Your contrast between “pacifism” and “action” betrays a basic misunderstanding of pacifism. Serious pacifists from Gandhi through Martin Luther King (and including Oscar Arias) have always emphasized that pacifism is not passive. Rather, it is active — and in fact typically requires more work than militarism. In renouncing violence, pacifist relinquish a powerful arrow in the quiver that others use, but there are other arrows, and serious pacifists use them.
In the case of the controversy over the Isla Calero, Costa Rica has been anything but passive. It immediately deployed a main pacifist weapon, namely appealing for popular sympathy by positioning itself as the victim. Clearly this strategy has been quite successful, for it has put you, most other North Americans, and much of the global press squarely on Costa Rica’s side. This siding with Costa Rica has been so pronounced that some in the press have even “reported” factual inaccuracies that favor Costa Rica while words like “bully” and “invasion” are regularly applied to Nicaragua.
And not to leave the public relations gambit to portraying itself as the peace-loving victim, Costa Rica immediately seized upon the strategy of adding the complaint that Nicaragua is causing environmental damage to the contested swampland. Quite apart from the fact that anything anyone does to a neglected swamp will obviously alter “the delicate wetland ecosystem,” it is not even clear that Nicaragua is guilty of this — or at least any guiltier than Costa Rica.
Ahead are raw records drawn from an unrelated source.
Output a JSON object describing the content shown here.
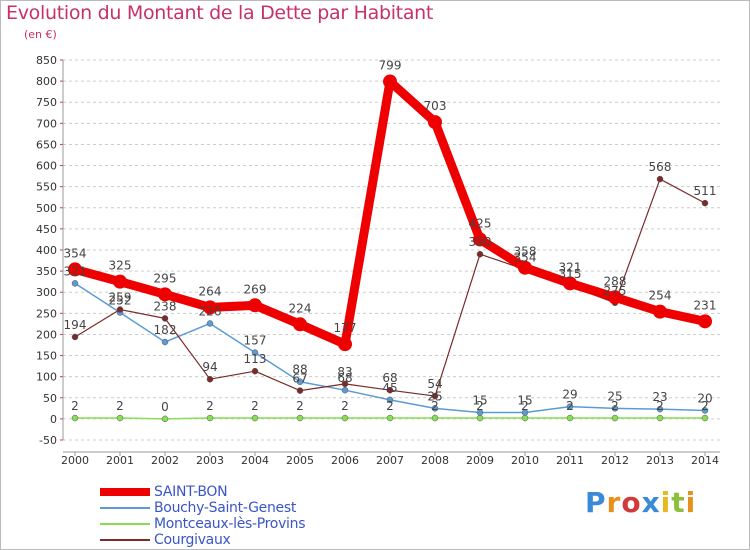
{
  "page": {
    "title": "Evolution du Montant de la Dette par Habitant",
    "subtitle": "(en €)",
    "brand": "Proxiti"
  },
  "colors": {
    "title": "#c8306a",
    "legend_text": "#3a55c8",
    "grid": "#cccccc"
  },
  "chart_data": {
    "type": "line",
    "title": "Evolution du Montant de la Dette par Habitant",
    "subtitle": "(en €)",
    "x": [
      "2000",
      "2001",
      "2002",
      "2003",
      "2004",
      "2005",
      "2006",
      "2007",
      "2008",
      "2009",
      "2010",
      "2011",
      "2012",
      "2013",
      "2014"
    ],
    "ylim": [
      -50,
      850
    ],
    "yticks": [
      -50,
      0,
      50,
      100,
      150,
      200,
      250,
      300,
      350,
      400,
      450,
      500,
      550,
      600,
      650,
      700,
      750,
      800,
      850
    ],
    "grid": "dashed horizontal",
    "legend_position": "bottom-left",
    "series": [
      {
        "name": "SAINT-BON",
        "color": "#ee0000",
        "values": [
          354,
          325,
          295,
          264,
          269,
          224,
          177,
          799,
          703,
          425,
          358,
          321,
          288,
          254,
          231
        ],
        "labels": [
          "354",
          "325",
          "295",
          "264",
          "269",
          "224",
          "177",
          "799",
          "703",
          "425",
          "358",
          "321",
          "288",
          "254",
          "231"
        ]
      },
      {
        "name": "Bouchy-Saint-Genest",
        "color": "#5b9bd5",
        "values": [
          321,
          252,
          182,
          226,
          157,
          88,
          68,
          45,
          25,
          15,
          15,
          29,
          25,
          23,
          20
        ],
        "labels": [
          "321",
          "252",
          "182",
          "226",
          "157",
          "88",
          "68",
          "45",
          "25",
          "15",
          "15",
          "29",
          "25",
          "23",
          "20"
        ]
      },
      {
        "name": "Montceaux-lès-Provins",
        "color": "#88dd55",
        "values": [
          2,
          2,
          0,
          2,
          2,
          2,
          2,
          2,
          2,
          2,
          2,
          2,
          2,
          2,
          2
        ],
        "labels": [
          "2",
          "2",
          "0",
          "2",
          "2",
          "2",
          "2",
          "2",
          "2",
          "2",
          "2",
          "2",
          "2",
          "2",
          "2"
        ]
      },
      {
        "name": "Courgivaux",
        "color": "#7a2a2a",
        "values": [
          194,
          259,
          238,
          94,
          113,
          67,
          83,
          68,
          54,
          390,
          354,
          315,
          275,
          568,
          511
        ],
        "labels": [
          "194",
          "259",
          "238",
          "94",
          "113",
          "67",
          "83",
          "68",
          "54",
          "390",
          "354",
          "315",
          "275",
          "568",
          "511"
        ]
      }
    ]
  }
}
Some noted environmentalist assert that Costa Rica has done far more environmental damage to the area! However, by coming out of the gate fast with the cry of environmentalism Costa Rica has seemingly also won the initial sympathy of environmentalists.
Meanwhile, Costa Rica has hardly been passive in other ways.
Chinchilla declared Nicaragua an “enemy” (pretty strong stuff), has more “police” stationed on the border than Nicaragua has soldiers, and has run to both the Organization of American States and the world court asking for support. This is not a weak response. In fact, it is likely a stronger response in terms of achieving a long-term victory than pulling the trigger would have been.
It’s just wrongheaded to characterize Costa Rica’s pacifism as inactive. It is quite the opposite, and frankly more likely to be effective than a military response would be.
Now, your editorial does raise some “what if” scenarios, as in, “What if Nicaragua took Guanacaste by force and turned it into a concentration camp?” My rejoinder is to say, “Let’s worry about this IF it happens.” You could theoretically reach a point where a pacifist response appears inadequate to a threat, and, if such a point is reached, it might be fair to criticize Costa Rica’s pacifism.
Odds are that such a fanciful scenario would result in U.N. troops defending Costa Rica, and if this happened you could fault Costa Rica for not shouldering its fair share of responsibility in contributing troops to U.N. military missions, but again this criticism is grossly premature.
Let’s wait until there is a reason to call Costa Rica’s pacifism irresponsible before we do. So far it has managed quite well without a military and in fact has never needed to call another military to its aid.